Ну вот, идем на посадку!

Глава 31

…Встречают нарядные, веселые, кто-то даже на олене верхом – праздник, вертолет прилетел не по графику!

Мне уделили внимание в основном дети. И не пожалели, ибо кульков со сластями у меня было много.

Ну а потом меня повели к шаману, который восседал напротив чума на медвежьей шкуре и помешивал в котелке над костром некую черную жидкость.

– Садись, гость, – сказал старик, – испей со мной чаю.

И он налил в глиняную кружку дегтярный напиток. На зонах в прошлой жизни приходилось чифирить, но это «чай» внушал опаску. Тем ни менее, присел корточки, глотнул. Горячее варево оказалось похожим не столько на чай, сколько на бульон. «Сутэй цай, вспомнил из первой жизни, – монгольский чай – традиционный монгольский напиток. Приготавливается из зелёного чая и молока с добавлением жира, соли, муки и риса».

– Сутеэ цай? – отхлебнул я еще.

– Нет, сказал шаман, тут только оленье молоко. Ты просто отвык от кирпичного, плиточного чая. А в первой жизни любил его на зоне попивать. Вот, бери талан (хлебная лепешка).

– Откуда знаешь? – буркнул я, отставляя кружку4 на землю.

– Так я и сам трижды живущий. А ты просто еще неопытный, шарахаешься, себя не умеешь познать. Зато пра-язык освоил, теперь дело быстрей пойдет.

– Объясни!

Шаман улыбнулся:

– Это – концентрированная информация от первой цивилизации, послание тем, сознание которых биополе пустило на повторение жизней, сместив по временной оси. Матрица любит эксперименты! Что-то приживется, освоится, что-то отторгается. У тебя отторгалось разрушение, но пра-языком ты воспользовался легко и свободно. Только по привычке продолжал открывать рот и создавать звуки. Пра-язык не нуждается в озвучке.

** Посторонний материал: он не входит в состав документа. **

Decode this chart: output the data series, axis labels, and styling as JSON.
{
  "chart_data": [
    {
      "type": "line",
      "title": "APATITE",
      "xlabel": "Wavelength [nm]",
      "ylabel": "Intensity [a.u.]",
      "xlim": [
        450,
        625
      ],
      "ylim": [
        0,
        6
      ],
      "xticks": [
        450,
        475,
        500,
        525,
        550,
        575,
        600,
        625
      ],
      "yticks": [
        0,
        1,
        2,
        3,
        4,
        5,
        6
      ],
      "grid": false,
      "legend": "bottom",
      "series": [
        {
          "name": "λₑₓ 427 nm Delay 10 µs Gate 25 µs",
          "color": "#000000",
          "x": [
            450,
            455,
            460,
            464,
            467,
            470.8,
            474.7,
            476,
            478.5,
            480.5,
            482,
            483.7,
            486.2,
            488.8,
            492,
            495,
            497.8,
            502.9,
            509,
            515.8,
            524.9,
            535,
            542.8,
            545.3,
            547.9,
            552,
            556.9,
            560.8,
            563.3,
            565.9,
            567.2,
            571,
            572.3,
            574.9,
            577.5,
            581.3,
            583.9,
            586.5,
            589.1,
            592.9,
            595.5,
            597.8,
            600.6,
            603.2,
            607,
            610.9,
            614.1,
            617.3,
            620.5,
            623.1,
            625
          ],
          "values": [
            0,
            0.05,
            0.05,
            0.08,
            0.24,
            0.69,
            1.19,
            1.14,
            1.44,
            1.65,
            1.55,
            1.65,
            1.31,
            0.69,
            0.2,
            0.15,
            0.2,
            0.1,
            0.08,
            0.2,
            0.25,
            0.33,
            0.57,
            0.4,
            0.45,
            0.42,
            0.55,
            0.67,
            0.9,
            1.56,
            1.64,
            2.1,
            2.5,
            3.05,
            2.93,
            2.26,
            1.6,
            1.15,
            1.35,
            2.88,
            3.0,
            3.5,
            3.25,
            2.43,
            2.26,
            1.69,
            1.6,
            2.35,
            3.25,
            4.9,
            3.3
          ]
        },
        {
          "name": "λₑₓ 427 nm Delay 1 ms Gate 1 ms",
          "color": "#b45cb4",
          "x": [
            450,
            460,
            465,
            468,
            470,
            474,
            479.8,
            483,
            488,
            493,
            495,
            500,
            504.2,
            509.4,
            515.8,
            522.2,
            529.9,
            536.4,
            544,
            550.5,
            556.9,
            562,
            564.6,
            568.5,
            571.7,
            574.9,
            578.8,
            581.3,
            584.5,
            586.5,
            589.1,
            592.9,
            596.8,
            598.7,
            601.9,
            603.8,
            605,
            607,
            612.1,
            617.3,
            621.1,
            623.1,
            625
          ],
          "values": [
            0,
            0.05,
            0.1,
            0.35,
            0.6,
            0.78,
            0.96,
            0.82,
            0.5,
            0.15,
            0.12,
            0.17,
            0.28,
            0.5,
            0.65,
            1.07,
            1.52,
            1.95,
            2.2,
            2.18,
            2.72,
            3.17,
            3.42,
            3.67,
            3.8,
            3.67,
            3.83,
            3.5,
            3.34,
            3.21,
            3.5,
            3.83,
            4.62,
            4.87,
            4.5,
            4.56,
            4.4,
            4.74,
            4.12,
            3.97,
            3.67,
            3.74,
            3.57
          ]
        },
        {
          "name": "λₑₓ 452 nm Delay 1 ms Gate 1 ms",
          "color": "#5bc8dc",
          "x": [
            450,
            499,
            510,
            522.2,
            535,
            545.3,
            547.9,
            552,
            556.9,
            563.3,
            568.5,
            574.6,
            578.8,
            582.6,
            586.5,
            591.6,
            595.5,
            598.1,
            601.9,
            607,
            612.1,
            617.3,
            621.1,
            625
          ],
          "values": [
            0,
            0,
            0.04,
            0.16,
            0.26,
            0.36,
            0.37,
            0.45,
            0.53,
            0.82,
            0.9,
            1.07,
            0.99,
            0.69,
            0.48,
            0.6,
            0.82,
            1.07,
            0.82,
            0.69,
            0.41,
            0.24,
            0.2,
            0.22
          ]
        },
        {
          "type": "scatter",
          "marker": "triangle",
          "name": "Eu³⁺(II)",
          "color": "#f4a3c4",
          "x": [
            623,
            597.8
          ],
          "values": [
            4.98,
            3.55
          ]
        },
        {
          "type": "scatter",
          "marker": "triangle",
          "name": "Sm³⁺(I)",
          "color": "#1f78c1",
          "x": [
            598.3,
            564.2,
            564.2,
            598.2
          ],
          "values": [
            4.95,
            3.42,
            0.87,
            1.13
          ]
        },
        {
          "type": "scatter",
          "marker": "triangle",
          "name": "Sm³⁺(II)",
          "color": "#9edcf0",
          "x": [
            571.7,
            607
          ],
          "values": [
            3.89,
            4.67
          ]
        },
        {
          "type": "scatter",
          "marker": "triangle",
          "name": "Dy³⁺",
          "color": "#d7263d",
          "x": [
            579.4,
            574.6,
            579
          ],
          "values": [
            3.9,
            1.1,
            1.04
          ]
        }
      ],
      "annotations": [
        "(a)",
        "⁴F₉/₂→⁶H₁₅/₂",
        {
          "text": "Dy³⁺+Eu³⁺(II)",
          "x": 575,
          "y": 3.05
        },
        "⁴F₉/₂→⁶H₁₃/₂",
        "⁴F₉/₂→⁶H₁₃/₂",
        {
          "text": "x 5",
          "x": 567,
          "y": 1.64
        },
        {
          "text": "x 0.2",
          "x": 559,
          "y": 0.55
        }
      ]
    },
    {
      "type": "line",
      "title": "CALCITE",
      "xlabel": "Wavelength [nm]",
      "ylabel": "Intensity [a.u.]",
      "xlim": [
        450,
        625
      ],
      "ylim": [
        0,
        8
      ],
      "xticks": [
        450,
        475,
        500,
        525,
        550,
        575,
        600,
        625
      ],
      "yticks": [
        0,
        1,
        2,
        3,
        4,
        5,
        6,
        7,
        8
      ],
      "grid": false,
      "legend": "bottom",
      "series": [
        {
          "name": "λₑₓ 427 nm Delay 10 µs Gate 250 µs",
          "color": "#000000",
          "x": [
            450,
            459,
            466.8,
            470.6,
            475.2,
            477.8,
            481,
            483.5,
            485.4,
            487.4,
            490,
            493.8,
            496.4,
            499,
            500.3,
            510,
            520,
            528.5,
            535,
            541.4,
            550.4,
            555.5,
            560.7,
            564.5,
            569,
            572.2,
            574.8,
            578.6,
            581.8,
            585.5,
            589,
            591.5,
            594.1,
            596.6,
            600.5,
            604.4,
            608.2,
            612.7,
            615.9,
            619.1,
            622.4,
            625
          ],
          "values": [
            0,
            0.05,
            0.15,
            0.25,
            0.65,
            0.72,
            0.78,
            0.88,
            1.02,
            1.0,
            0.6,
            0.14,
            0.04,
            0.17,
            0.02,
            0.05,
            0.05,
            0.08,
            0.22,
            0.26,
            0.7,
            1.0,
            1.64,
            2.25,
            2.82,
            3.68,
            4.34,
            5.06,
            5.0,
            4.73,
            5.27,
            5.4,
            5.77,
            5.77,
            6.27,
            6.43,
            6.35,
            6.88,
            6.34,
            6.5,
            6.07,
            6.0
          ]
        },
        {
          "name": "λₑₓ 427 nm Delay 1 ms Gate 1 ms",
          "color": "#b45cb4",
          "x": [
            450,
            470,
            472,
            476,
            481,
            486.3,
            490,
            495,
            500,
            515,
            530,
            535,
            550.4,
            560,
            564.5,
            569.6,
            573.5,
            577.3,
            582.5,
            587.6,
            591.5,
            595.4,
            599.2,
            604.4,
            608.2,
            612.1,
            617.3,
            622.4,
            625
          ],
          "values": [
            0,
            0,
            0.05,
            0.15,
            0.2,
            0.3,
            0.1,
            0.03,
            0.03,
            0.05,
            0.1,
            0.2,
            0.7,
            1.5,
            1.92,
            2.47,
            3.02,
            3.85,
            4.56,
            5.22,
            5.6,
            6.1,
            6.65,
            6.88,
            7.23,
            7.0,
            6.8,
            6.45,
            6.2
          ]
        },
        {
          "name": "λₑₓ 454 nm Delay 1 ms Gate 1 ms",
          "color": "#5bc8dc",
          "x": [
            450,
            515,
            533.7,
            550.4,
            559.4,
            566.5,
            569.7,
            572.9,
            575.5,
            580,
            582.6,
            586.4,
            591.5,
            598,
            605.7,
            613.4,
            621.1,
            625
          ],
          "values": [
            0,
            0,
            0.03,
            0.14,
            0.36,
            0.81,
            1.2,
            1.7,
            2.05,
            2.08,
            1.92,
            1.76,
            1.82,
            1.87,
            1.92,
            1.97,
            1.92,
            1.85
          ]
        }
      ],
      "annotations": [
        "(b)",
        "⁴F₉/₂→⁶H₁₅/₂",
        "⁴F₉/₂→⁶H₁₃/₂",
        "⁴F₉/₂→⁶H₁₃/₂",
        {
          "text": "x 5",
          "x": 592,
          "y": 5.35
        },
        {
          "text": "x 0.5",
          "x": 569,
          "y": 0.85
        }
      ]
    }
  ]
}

Он и в самом деле не открывал рот и не шевелил языком, слова проявлялись в сознании мгновенно, со всеми отзвуками звуковой речи.

– Конечно, в городах рот открывать надо. Непонятное вызывает интерес секретных служб. Вообщем – по обстоятельствам.

Шаман отпил густой чай и продолжил:

– Следующие информационные закладки дадут тебе определенное могущество. Помнишь:

 
В оный день, когда над миром новым
Бог склонял лицо свое, тогда
Солнце останавливали словом,
Словом разрушали города.
И орел не взмахивал крылами,
Звезды жались в ужасе к луне,
Если, точно розовое пламя,
Слово проплывало в вышине.
Гумилев согрел мне встревоженную душу, я подхватил:
– А для низкой жизни были числа,
Как домашний, подъяремный скот,
Потому что все оттенки смысла
Умное число передает.
Патриарх седой, себе под руку
Покоривший и добро и зло,
Не решаясь обратиться к звуку,
Тростью на песке чертил число.
 

– Вот – вот, – сказал шаман, – но мы не забываем уроки Древних, не забыли мы, что осиянно / Только слово средь земных тревог.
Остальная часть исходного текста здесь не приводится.